On the other hand, developers outside the ops function need to deal with troubleshooting CI, debugging access control rules encoded in turing complete YAML, permissions issues inside the cluster due to whatever the fuck a service mesh is, everyone needs to learn how to use some k8s tools they only actually use during a bad day, likely while doing some x.509 troubleshooting to connect to the cluster (an internal only endpoint; just port forward it) – not to mention all sorts of rules to route packets to their project (a single repo’s binary being run in 3 containers on a single vm host).
Truly i'm not picking on k8s here; I do genuinely believe it when I say EKS is less complex for me to operate well; that's kinda the whole point.Beyond that, there’s the invisible complexity – complexity on the interior of a service you depend on. I think about the dozens of teams maintaining the EKS service (which is either run on EC2 instances, or alternately, EC2 instances in a trench coat, moustache and even more shell scripts), the RDS service (also EC2 and shell scripts, but this time accounting for redundancy, backups, availability zones), scores of hypervisors pulled off the shelf (xen, kvm) smashed together with the ones built in-house (firecracker, nitro, etc) running on hardware that has to be refreshed and maintained continuously. Every request processed by network ACL rules, AWS IAM rules, security group rules, using IP space announced to the internet wired through IXPs directly into ISPs. I don’t even want to begin to think about the complexity inherent in how those switches are designed. Shitloads of complexity to solve problems you may or may not have, or even know you had.

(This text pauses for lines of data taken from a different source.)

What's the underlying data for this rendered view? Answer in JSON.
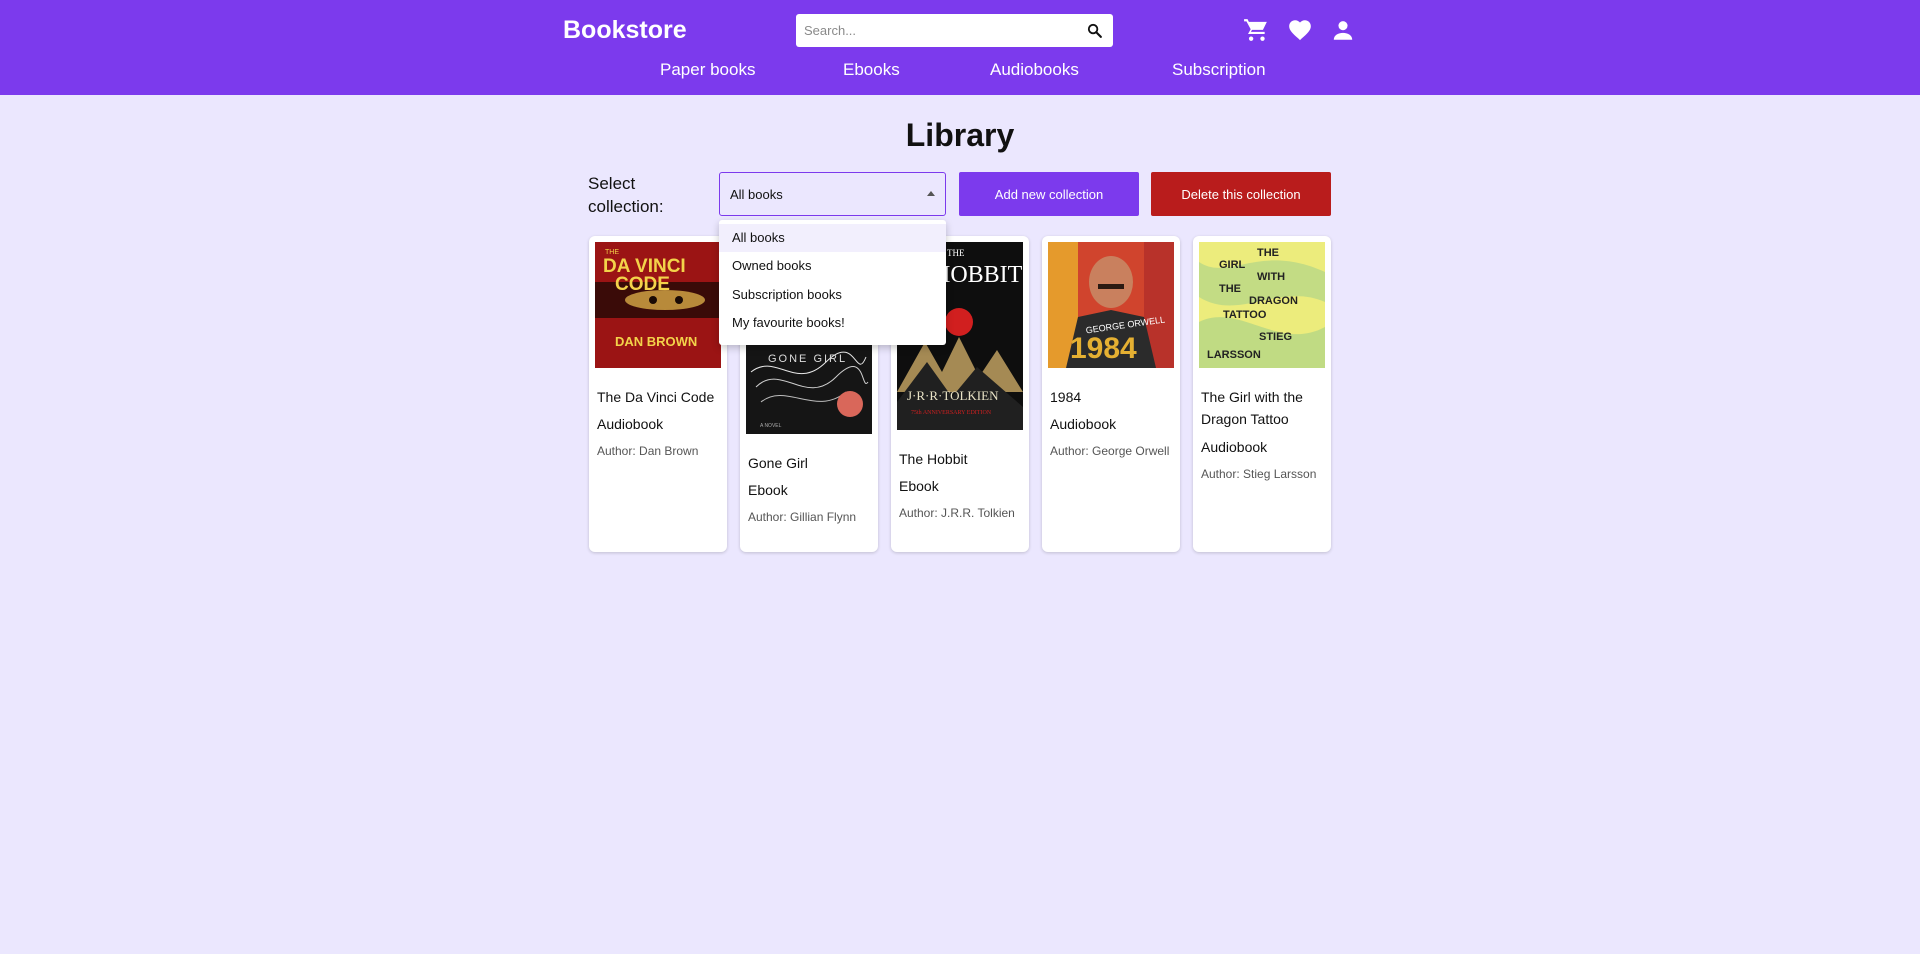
{
  "header": {
    "brand": "Bookstore",
    "search_placeholder": "Search...",
    "icons": [
      "search-icon",
      "cart-icon",
      "heart-icon",
      "user-icon"
    ],
    "nav": [
      "Paper books",
      "Ebooks",
      "Audiobooks",
      "Subscription"
    ],
    "accent_color": "#7c3aed"
  },
  "main": {
    "title": "Library",
    "select_label": "Select collection:",
    "selected_collection": "All books",
    "add_button": "Add new collection",
    "delete_button": "Delete this collection",
    "delete_color": "#b91c1c",
    "collection_options": [
      "All books",
      "Owned books",
      "Subscription books",
      "My favourite books!"
    ],
    "books": [
      {
        "title": "The Da Vinci Code",
        "type": "Audiobook",
        "author": "Author: Dan Brown",
        "cover_text": [
          "THE",
          "DA VINCI",
          "CODE",
          "DAN BROWN"
        ]
      },
      {
        "title": "Gone Girl",
        "type": "Ebook",
        "author": "Author: Gillian Flynn",
        "cover_text": [
          "GONE GIRL",
          "A NOVEL"
        ]
      },
      {
        "title": "The Hobbit",
        "type": "Ebook",
        "author": "Author: J.R.R. Tolkien",
        "cover_text": [
          "THE",
          "HOBBIT",
          "J·R·R·TOLKIEN",
          "75th ANNIVERSARY EDITION"
        ]
      },
      {
        "title": "1984",
        "type": "Audiobook",
        "author": "Author: George Orwell",
        "cover_text": [
          "GEORGE ORWELL",
          "1984"
        ]
      },
      {
        "title": "The Girl with the Dragon Tattoo",
        "type": "Audiobook",
        "author": "Author: Stieg Larsson",
        "cover_text": [
          "THE",
          "GIRL",
          "WITH",
          "THE",
          "DRAGON",
          "TATTOO",
          "STIEG",
          "LARSSON"
        ]
      }
    ]
  }
}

Do I care about invisible complexity? Generally, no. I don't. It's not my problem and they don't show up to my meetings.What’s more complex? An app running in an in-house 4u server racked in the office’s telco closet in the back running off the office Verizon line, or an app running four hypervisors deep in an AWS datacenter? Which is more complex to you? What about to your organization? In total? Which is more prone to failure? Which is more secure? Is the complexity good or bad? What type of Complexity can you manage effectively? Which threaten the system? Which threaten your users?
COMPLEXIVIBESThis extends beyond Engineering. Decisions regarding “what tools are we able to use” – be them existing contracts with cloud providers, CIO mandated SaaS products, a list of the only permissible open source projects – will incur costs in terms of expressed “complexity”. Pinning open source projects to a fixed set makes SBOM production “less complex”. Using only one SaaS provider’s product suite (even if its terrible, because it has all the types of tools you need) makes accreditation “less complex”. If all you have is a contract with Pauly T’s lowest price technically acceptable artisinal cloudary and haberdashery, the way you pay for your compute is “less complex” for the CIO shop, though you will find yourself building your own hosted database template, mechanism to spin up a k8s cluster, and all the operational and technical burden that comes with it. Or you won’t and make it everyone else’s problem in the organization. Nothing you can do will solve for the fact that you must now deal with this problem somewhere because it was less complicated for the business to put the workloads on the existing contract with a cut-rate vendor.
Suddenly, the decision to “reduce complexity” because of an existing contract vehicle has resulted in a huge amount of technical risk and maintenance burden being onboarded. Complexity you would otherwise externalize has now been taken on internally. With a large enough organizations (specifically, in this case, i’m talking about you, bureaucracies), this is largely ignored or accepted as normal since the personnel cost is understood to be free to everyone involved. Doing it this way is more expensive, more work, less reliable and less maintainable, and yet, somehow, is, in a lot of ways, “less complex” to the organization. It’s particularly bad with bureaucracies, since screwing up a contract will get you into much more trouble than delivering a broken product, leaving basically no reason for anyone to care to fix this.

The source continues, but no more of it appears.